ONLY_FULL_GROUP_BY is a MySQL SQL mode that rejects ambiguous GROUP BY queries. You can disable it, but in most cases the better fix is to rewrite the query so every selected column is either grouped, aggregated, or functionally dependent on the grouped columns.

Why This Mode Exists

Consider a table of employees with many rows per department. This query is ambiguous:

sql
SELECT department_id, employee_name
FROM employee
GROUP BY department_id;

MySQL has to return one employee_name for each department, but the query never told it which one. Older MySQL behavior often returned an arbitrary row value, which is exactly what ONLY_FULL_GROUP_BY tries to prevent.

With the mode enabled, MySQL forces you to make the query explicit.

The Better Fix: Rewrite the Query

Most of the time, you should fix the query instead of disabling the mode.

If you wanted a count per department:

sql
SELECT department_id, COUNT(*) AS employee_count
FROM employee
GROUP BY department_id;

If you wanted the maximum salary per department:

sql
SELECT department_id, MAX(salary) AS max_salary
FROM employee
GROUP BY department_id;

If you truly need one representative non-grouped value, you usually need a more explicit query pattern such as a join, a subquery, or ANY_VALUE with care.

Using ANY_VALUE

MySQL provides ANY_VALUE() for cases where you genuinely do not care which value is chosen:

sql
SELECT department_id, ANY_VALUE(employee_name) AS sample_employee
FROM employee
GROUP BY department_id;

This is valid SQL in MySQL, but it should be used carefully. It does not make the result meaningful; it only makes the ambiguity explicit.

How to Disable It Temporarily

If you still need to disable the mode for a session, you can remove it from sql_mode:

sql
SET SESSION sql_mode = REPLACE(@@SESSION.sql_mode, 'ONLY_FULL_GROUP_BY', '');

This affects only the current connection.

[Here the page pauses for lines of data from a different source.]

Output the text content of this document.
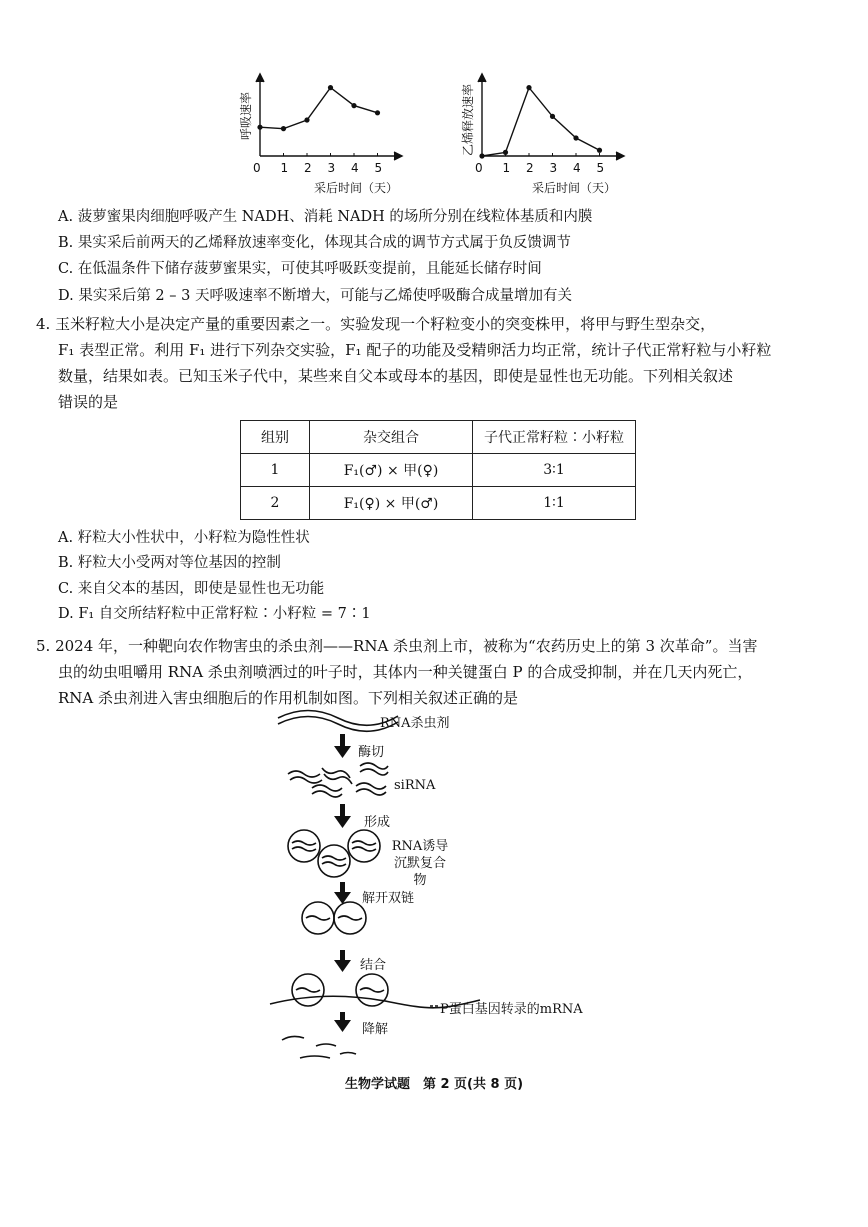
呼吸速率
采后时间（天）
0 1 2 3 4 5
乙烯释放速率
采后时间（天）
0 1 2 3 4 5
A. 菠萝蜜果肉细胞呼吸产生 NADH、消耗 NADH 的场所分别在线粒体基质和内膜
B. 果实采后前两天的乙烯释放速率变化，体现其合成的调节方式属于负反馈调节
C. 在低温条件下储存菠萝蜜果实，可使其呼吸跃变提前，且能延长储存时间
D. 果实采后第 2 – 3 天呼吸速率不断增大，可能与乙烯使呼吸酶合成量增加有关
4. 玉米籽粒大小是决定产量的重要因素之一。实验发现一个籽粒变小的突变株甲，将甲与野生型杂交，
F₁ 表型正常。利用 F₁ 进行下列杂交实验，F₁ 配子的功能及受精卵活力均正常，统计子代正常籽粒与小籽粒
数量，结果如表。已知玉米子代中，某些来自父本或母本的基因，即使是显性也无功能。下列相关叙述
错误的是
组别	杂交组合	子代正常籽粒∶小籽粒
1	F₁(♂) × 甲(♀)	3∶1
2	F₁(♀) × 甲(♂)	1∶1
A. 籽粒大小性状中，小籽粒为隐性性状
B. 籽粒大小受两对等位基因的控制
C. 来自父本的基因，即使是显性也无功能
D. F₁ 自交所结籽粒中正常籽粒∶小籽粒 = 7∶1
5. 2024 年，一种靶向农作物害虫的杀虫剂——RNA 杀虫剂上市，被称为“农药历史上的第 3 次革命”。当害
虫的幼虫咀嚼用 RNA 杀虫剂喷洒过的叶子时，其体内一种关键蛋白 P 的合成受抑制，并在几天内死亡，
RNA 杀虫剂进入害虫细胞后的作用机制如图。下列相关叙述正确的是
RNA杀虫剂
酶切
siRNA
形成
RNA诱导沉默复合物
解开双链
结合
P蛋白基因转录的mRNA
降解
生物学试题　第 2 页(共 8 页)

If you want to disable it globally until the server restarts:

sql
SET GLOBAL sql_mode = REPLACE(@@GLOBAL.sql_mode, 'ONLY_FULL_GROUP_BY', '');

Be careful with GLOBAL. Existing sessions may keep their current modes, and future connections will inherit the changed global setting.

Making It Persistent

For a persistent change, update the MySQL configuration file and restart MySQL. The exact file path depends on the installation, but the setting looks like this:

ini
[mysqld]
sql_mode=STRICT_TRANS_TABLES,ERROR_FOR_DIVISION_BY_ZERO,NO_ENGINE_SUBSTITUTION

The important part is that ONLY_FULL_GROUP_BY is omitted from the final mode list.

Before editing configuration, inspect the current mode:

sql
SELECT @@GLOBAL.sql_mode;
SELECT @@SESSION.sql_mode;

That prevents accidental removal of other modes you still want.

Why Disabling It Is Usually a Tradeoff

Turning the mode off may help legacy applications start working again, especially when they were written against older MySQL behavior. But it also reintroduces nondeterministic query behavior, which can produce confusing reporting and hard-to-debug data issues.

If the application is under active development, fixing the SQL is generally the stronger long-term choice.

Common Pitfalls

One common mistake is removing the mode globally to fix a single broken report. That broad change can quietly weaken query correctness across the whole server.

Another mistake is rewriting GROUP BY queries by adding extra columns blindly. That may satisfy the SQL mode but change the grouping logic and produce completely different results.

A third issue is forgetting that session changes are temporary. A query may “work” in a manual SQL client session but fail again in the application because the app opens a new connection with different mode settings.

Summary

  • 'ONLY_FULL_GROUP_BY prevents ambiguous grouped queries in MySQL.'
  • The best fix is usually to rewrite the query, not disable the mode.
  • Use SET SESSION for a temporary connection-level change.
  • Use configuration changes only when you intentionally want a persistent server-wide effect.
  • Disabling the mode trades short-term compatibility for weaker query determinism.